Supplemental Figure 5. Responsiveness of HSCs to IFNγ in vivo and in vitro. CD45 congenic mice were lethally irradiated and received a total of 5 × 106 BM cells derived from WT (2.5×106 cells) and IFNγR−/− (2.5×106 cells) mice. Peripheral blood from reconstituted mice was screened for chimerism at 4 weeks and mice were infected with Em at 6 weeks post-reconstitution. (A) BM was collected from control and Em-infected mixed WT (CD45.1): IFNγR−/− (CD45.2) BM chimeric mice on day 11 post-infection. Flow plot represents CD45 surface expression on BM LK+CD150+CD48− cells. (B) The percent of WT (white bars) and IFNγR−/− (black bars) HSCs is shown. Data represent one experiment repeated at least two times with 3–4 mice/group. (C) Histograms represent intracellular pSTAT1 staining from sort-purified HSCs (CD150+CD48−), ST-HSCs (CD150+CD48+), MPPs (CD150−CD48+), monocytes (Ly6ChiCD11b+), and Mϕs (F4/80+CD11b+) after PBS (open peak) or rIFNγ (grey filled peak) stimulation. Sort-purified BM cells were incubated with PBS or 200ng rIFNγ for 15 minutes at 37°C. Cells were immediately fixed/permeabalized (BD PhosFlow) and stained with an anti-STAT1 (pY701) antibody. (D) Graph represents the fold change in pSTAT1 of rIFNγ stimulated cells over PBS stimulated cells. Data represents pooled data from three separate sorts.

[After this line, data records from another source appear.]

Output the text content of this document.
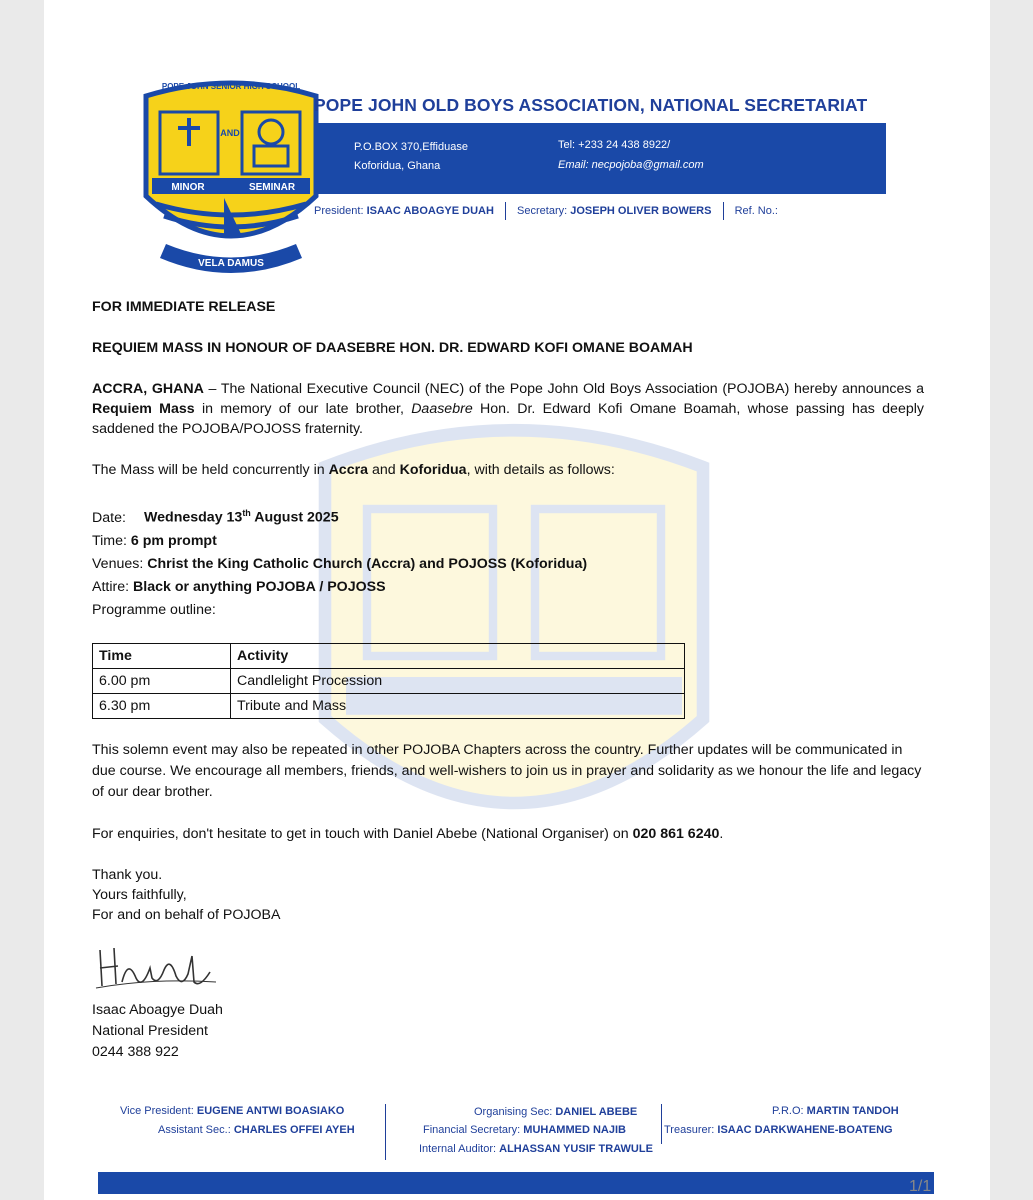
POPE JOHN SENIOR HIGH SCHOOL
AND
MINOR	SEMINAR
VELA DAMUS
POPE JOHN OLD BOYS ASSOCIATION, NATIONAL SECRETARIAT
P.O.BOX 370,Effiduase
Koforidua, Ghana
Tel: +233 24 438 8922/
Email: necpojoba@gmail.com
President: ISAAC ABOAGYE DUAH Secretary: JOSEPH OLIVER BOWERS Ref. No.:

FOR IMMEDIATE RELEASE

REQUIEM MASS IN HONOUR OF DAASEBRE HON. DR. EDWARD KOFI OMANE BOAMAH

ACCRA, GHANA – The National Executive Council (NEC) of the Pope John Old Boys Association (POJOBA) hereby announces a Requiem Mass in memory of our late brother, Daasebre Hon. Dr. Edward Kofi Omane Boamah, whose passing has deeply saddened the POJOBA/POJOSS fraternity.

The Mass will be held concurrently in Accra and Koforidua, with details as follows:

Date: Wednesday 13th August 2025

Time: 6 pm prompt

Venues: Christ the King Catholic Church (Accra) and POJOSS (Koforidua)

Attire: Black or anything POJOBA / POJOSS

Programme outline:

Time	Activity
6.00 pm	Candlelight Procession
6.30 pm	Tribute and Mass

This solemn event may also be repeated in other POJOBA Chapters across the country. Further updates will be communicated in due course. We encourage all members, friends, and well-wishers to join us in prayer and solidarity as we honour the life and legacy of our dear brother.

For enquiries, don't hesitate to get in touch with Daniel Abebe (National Organiser) on 020 861 6240.

Thank you.

Yours faithfully,

For and on behalf of POJOBA

Isaac Aboagye Duah

National President

0244 388 922

Vice President: EUGENE ANTWI BOASIAKO
Assistant Sec.: CHARLES OFFEI AYEH
Organising Sec: DANIEL ABEBE
Financial Secretary: MUHAMMED NAJIB
Internal Auditor: ALHASSAN YUSIF TRAWULE
P.R.O: MARTIN TANDOH
Treasurer: ISAAC DARKWAHENE-BOATENG
1/1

This work was supported by a National Blood Foundation Research Grant to K.C.M., R01 GM105949 to K.C.M., and R01 HL091769 to M.B.J..
Authorship ContributionsA.M and K.C.M. conception and design, data analysis and interpretation, and manuscript writing. A.M., Y.Z., M.J., V.T. provision of study material, collection of data, data analysis and interpretation. K.C.M and M.B.J. financial support. M.B.J. conception and design.
Conflict of Interest Disclosure
The authors declare no conflict of interest.